La version d’Aimoin de Fleury n’envisage pas le massacre des envoyés romains
venus réclamer l’impôt, mais bien l’envoi par l’empereur d’une armée contre les
réfractaires, une armée tellement impressionnante que les Francs n’engagent même
pas le combat et préfèrent quitter la Sicambrie et se replier sur le Rhin, où
ils s’emparent de nombreuses places fortes appartenant aux Germains.
Le passage se termine par des considérations sur leur nombre et leur valeur
militaire : de 12.000 à peine au départ, ils s’étaient tellement développés
qu’ils faisaient peur aux Germains, pourtant plus grands qu’eux et plus
vaillants. Apparemment, les Francs avaient beaucoup changé depuis leur fuite
devant les Romains lors de l’épisode du tribut, décrit par Aimoin dans le
paragraphe précédent.
Nous terminerons la présentation d’Aimoin de Fleury par le début de son chapitre 4, intitulé
De Pharamundo, primo Francorum rege « Pharamond, premier roi des Francs » :
[Liv. 1, ch. 3, col. 640] Les Francs, suivant en cela la coutume des autres peuples, s’étant choisi comme roi Pharamon, le fils de Marchomir, se glorifient d’un trône royal.
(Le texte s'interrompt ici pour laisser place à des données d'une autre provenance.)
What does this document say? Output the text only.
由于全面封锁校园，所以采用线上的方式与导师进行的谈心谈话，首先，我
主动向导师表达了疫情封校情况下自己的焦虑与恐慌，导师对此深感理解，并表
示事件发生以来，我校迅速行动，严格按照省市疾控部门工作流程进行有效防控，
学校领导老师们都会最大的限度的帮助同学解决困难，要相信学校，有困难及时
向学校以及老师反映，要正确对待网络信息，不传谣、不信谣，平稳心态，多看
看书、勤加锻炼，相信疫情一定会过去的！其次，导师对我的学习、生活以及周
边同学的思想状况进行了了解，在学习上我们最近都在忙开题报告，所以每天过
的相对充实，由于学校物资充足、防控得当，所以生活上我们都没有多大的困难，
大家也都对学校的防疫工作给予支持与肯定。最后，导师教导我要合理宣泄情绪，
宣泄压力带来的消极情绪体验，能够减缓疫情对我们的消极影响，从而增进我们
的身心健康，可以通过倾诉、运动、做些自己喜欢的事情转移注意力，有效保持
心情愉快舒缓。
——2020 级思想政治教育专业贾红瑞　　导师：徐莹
Il avait déjà été question de cette élection royale dans le chapitre 4 du Liber : « Les Francs choisirent Faramond, son fils, et l’élevèrent au-dessus d’eux comme roi chevelu ». Dans la Chronique d’Aimoin comme dans le Liber, le nouveau roi était le fils de Marhomir. Dans le Liber aussi, on avait conseillé aux Francs « de se donner un seul roi, comme toutes les autres nations ».
*
Si l’on devait résumer les informations de la Chronique d’Aimoin, on la considérerait pour l’essentiel comme une synthèse. C'est que, vers l'an 1000, sur la question de l’origine lointaine des Francs, l’historiographie n’en est plus au stade de l’élaboration mais à celle des synthèses. Cela n’exclut évidemment pas des nouveautés, qui ne remettent pas en cause la structure générale. La principale modification ici touche l’épisode de l’exemption du tribut. Dans le Liber, les Francs, qui n’avaient pas respecté les conventions, ont combattu contre les forces romaines, ont été écrasés et sont allés s’installer en Germanie. Ici, chez Aimoin, ces mêmes Francs préfèrent éviter tout combat et se réfugient directement sur le Rhin.
Passons maintenant à une autre synthèse, un peu postérieure, celle de Sigebert de Gembloux.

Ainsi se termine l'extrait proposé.